In dem Fall, wo hier B den A erschießt, obwohl es ein milderes Mittel gegeben hat, war die Handlung des B nicht erforderlich und somit nicht durch Notwehr gerechtfertigt.

Also: Es geht bei der Notwehr nicht darum, dass das verteidigte Rechtsgut mehr oder gleichviel wert war wie das Rechtsgut, das durch die Verteidigung verletzt wurde. Es geht nur darum, dass der Verteidiger nicht mehr tut, als nötig ist, um den Angriff zu beenden. Und wenn eben die Tötung nötig ist und der Angriff nicht anders beendet werden kann, dann ist selbst bei Angriffen auf das Eigentum die Tötung grundsätzlich gerechtfertigt.

Noch kurz zu einer letzten Voraussetzung der Notwehr (die nicht im Gesetz steht, aber von der Rechtsprechung zur Einschränkung des sehr weit gehenden Notwehrrechts "erfunden" wurde): Die Gebotenheit. Hier hat die Rechtsprechung einige Fallgruppen entwickelt, in denen eine eigentlich gegebene Notwehrhandlung nicht geboten und daher nicht gerechtfertigt war.

Einige Beispiele für diese Fallgruppen:

a) ein krasses Missverhältnis - das ähnelt sehr der Verhältnismäßigkeit. Wenn das beeinträchtigte Rechtsgut (zB das Leben des Angreifers) in einem so krassen Missverhältnis zu dem verteidigten Rechtsgut (zB ein paar Bonbons) steht, sodass jedem normal denkenden Mensch dieses Missverhältnis als extrem krass erscheint, dann ist die Notwehr nicht geboten gewesen und somit die Handlung nicht gerechtfertigt.

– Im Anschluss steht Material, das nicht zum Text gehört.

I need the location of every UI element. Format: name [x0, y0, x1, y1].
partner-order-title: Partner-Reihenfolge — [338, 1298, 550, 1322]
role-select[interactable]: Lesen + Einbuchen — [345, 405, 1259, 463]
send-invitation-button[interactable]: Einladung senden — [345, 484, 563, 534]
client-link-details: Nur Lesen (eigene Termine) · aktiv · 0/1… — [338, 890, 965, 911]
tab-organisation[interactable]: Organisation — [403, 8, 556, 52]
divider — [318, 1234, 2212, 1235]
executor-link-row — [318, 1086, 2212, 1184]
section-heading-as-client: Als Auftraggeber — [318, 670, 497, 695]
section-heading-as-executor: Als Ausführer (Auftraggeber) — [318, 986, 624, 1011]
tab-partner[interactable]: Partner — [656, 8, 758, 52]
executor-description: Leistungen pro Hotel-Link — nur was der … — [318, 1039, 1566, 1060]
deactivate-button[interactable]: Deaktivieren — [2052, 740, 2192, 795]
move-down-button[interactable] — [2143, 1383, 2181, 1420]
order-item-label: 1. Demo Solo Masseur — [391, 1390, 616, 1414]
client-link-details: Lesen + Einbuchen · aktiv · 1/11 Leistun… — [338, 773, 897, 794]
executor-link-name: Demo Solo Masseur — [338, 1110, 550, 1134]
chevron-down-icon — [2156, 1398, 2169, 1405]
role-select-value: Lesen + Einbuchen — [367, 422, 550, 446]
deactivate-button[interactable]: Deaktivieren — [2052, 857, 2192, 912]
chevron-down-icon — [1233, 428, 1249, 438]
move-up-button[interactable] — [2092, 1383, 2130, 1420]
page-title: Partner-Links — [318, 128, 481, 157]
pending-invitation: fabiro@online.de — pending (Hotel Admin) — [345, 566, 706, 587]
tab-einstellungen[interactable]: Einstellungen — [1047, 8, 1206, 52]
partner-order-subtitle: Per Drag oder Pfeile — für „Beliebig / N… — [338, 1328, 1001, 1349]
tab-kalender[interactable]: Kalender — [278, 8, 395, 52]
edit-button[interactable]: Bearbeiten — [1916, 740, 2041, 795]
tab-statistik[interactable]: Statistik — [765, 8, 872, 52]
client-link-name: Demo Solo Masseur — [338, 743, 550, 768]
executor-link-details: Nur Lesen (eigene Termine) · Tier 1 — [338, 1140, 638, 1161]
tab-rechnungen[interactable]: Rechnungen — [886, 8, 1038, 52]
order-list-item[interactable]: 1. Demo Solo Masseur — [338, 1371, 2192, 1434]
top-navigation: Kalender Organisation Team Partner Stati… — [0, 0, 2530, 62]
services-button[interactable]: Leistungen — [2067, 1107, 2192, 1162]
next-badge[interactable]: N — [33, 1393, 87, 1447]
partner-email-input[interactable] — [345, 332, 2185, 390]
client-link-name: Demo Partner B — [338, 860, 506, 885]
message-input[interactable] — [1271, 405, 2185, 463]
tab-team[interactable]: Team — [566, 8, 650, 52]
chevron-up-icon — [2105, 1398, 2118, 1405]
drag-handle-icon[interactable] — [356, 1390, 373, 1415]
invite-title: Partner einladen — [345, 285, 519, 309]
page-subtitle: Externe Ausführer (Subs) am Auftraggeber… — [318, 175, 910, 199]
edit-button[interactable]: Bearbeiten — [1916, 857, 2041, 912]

b) Schusswaffengebrauch - eigentlich schon bei der Erforderlichkeit der Handlung prüfbar. Besteht für den Verteidiger die Möglichkeit, dann ist ein Schusswaffengebrauch nach der Rechtsprechung erst anzudrohen, dann ein Warnschuss und erst als letzte Möglichkeit ein scharfer (eventuell tödlicher) Schuss abzugeben.

c) Bei Notwehrprovokationen (d.h. man provoziert eine Notwehrlage, um sich dann gegen den Angriff gerechtfertigt verteidigen zu dürfen) ist die Notwehr nach der Rechtsprechung eingeschränkt oder sogar ganz unmöglich.

Es gibt noch ein paar andere Fallgruppen.

Ich hoffe, ich konnte dir mit dieser recht langen und ausführlichen Antwort weiterhelfen und auch einige Missverständnisse des Notwehrrechts aufklären. Deine Frage lässt sich also mit einem nein beantworten. Auch die Tötung eines Menschen ist gerechtfertigt, wenn die Voraussetzungen der Notwehr vorliegen.

JensSchneeweiss 
Beitragsersteller
 07.03.2017, 08:20

was steht da ?

Sofern wirklich Notwehr vorliegt, ist es nicht rechtswidrig. Darüber entscheidet dann ein Gericht.

§ 32 StGB:

Wer eine Tat begeht, die durch Notwehr geboten ist, handelt nicht rechtswidrig.